Karl Otto Götz, Komposition vom 22.6.55, 1955, Mixed media on canvas, 55 x 70 cm, signed lower left: K. O. Götz; verso signed and dated: K. O. Götz 22.6.1955 © Peter Brüning / VG Bild-Kunst, Bonn, Courtesy Galerie Schlichtenmaier

What makes Informel painting so appealing to us is its blend of energy and contemplation, which touches the deep longings of the twenty-first century. Incidentally, this also applies to the works of the postwar artists Fritz Winter or Ernst Wilhelm Nay, who worked abstractly but not in the Informel vein.

A new understanding of the universality of their visual language is spreading, among other things, because a whole series of young contemporary artists is bringing the gestural into today’s art as a matter of course, as if it were always present.

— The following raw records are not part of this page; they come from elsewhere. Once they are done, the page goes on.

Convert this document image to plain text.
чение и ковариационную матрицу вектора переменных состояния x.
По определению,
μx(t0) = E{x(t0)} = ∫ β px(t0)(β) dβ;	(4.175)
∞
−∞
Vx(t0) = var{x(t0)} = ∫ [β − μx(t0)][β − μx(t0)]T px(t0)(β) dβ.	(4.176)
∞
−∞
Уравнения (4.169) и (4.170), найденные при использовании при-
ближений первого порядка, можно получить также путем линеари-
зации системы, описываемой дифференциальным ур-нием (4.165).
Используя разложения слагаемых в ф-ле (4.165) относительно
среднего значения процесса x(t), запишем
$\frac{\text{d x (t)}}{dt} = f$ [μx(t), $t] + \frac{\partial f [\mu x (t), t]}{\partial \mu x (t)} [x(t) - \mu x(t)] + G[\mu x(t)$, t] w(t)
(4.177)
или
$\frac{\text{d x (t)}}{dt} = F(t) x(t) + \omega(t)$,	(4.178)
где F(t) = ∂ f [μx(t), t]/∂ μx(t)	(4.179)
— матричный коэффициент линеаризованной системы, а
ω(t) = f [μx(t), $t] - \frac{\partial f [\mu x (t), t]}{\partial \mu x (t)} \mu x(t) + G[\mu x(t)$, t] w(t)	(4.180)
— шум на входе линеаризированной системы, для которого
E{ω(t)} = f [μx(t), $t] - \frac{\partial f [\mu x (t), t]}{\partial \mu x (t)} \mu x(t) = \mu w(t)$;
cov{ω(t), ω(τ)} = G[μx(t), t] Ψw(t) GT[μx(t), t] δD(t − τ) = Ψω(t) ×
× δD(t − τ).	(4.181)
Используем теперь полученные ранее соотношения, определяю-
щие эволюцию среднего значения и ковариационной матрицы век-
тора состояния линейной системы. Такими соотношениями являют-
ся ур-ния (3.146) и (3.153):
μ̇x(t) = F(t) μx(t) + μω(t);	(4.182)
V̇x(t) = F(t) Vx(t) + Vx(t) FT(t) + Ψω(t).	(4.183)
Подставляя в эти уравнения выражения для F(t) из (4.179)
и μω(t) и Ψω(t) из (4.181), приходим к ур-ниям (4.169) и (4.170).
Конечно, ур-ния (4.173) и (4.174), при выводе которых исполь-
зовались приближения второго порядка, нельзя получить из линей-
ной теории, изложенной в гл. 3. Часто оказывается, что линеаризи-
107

With prices still affordable, Germany's informal artists offer high potentials

Pierre Soulages, Peinture, 142 x 181 cm, 1er décembre 2018, 2018, Acrylic on canvas, 142 x 181 cm / 56 x 71 1/4 in, Verso upper right signed, titled and dated: SOULAGES Peinture, 142 x181 cm 01 12 2018, © Pierre Soulages, Photo: Christoph Münstermann, Düsseldorf, Courtesy Galerie Karsten Greve Köln Paris St. Moritz

Pierre Soulages, Peinture, 142 x 181 cm, 1er décembre 2018, 2018, Acrylic on canvas, 142 x 181 cm / 56 x 71 1/4 in, Verso upper right signed, titled and dated: SOULAGES Peinture, 142 x181 cm 01 12 2018, © Pierre Soulages, Photo: Christoph Münstermann, Düsseldorf, Courtesy Galerie Karsten Greve Köln Paris St. Moritz

Collectors have long been attuned to the best Informel works. Pierre Soulages, France’s late figurehead of art Informel who passed away this October, Jackson Pollock, and Joan Mitchell from the circle of Abstract Expressionists, the US counterpart, have all long since passed the million-dollar mark. Germany’s Informalists such as Fred Thieler, Peter Brüning, and Gerhard Heohme are still lagging behind in price. But they certainly deserve the kind of hype the Zero artists have received.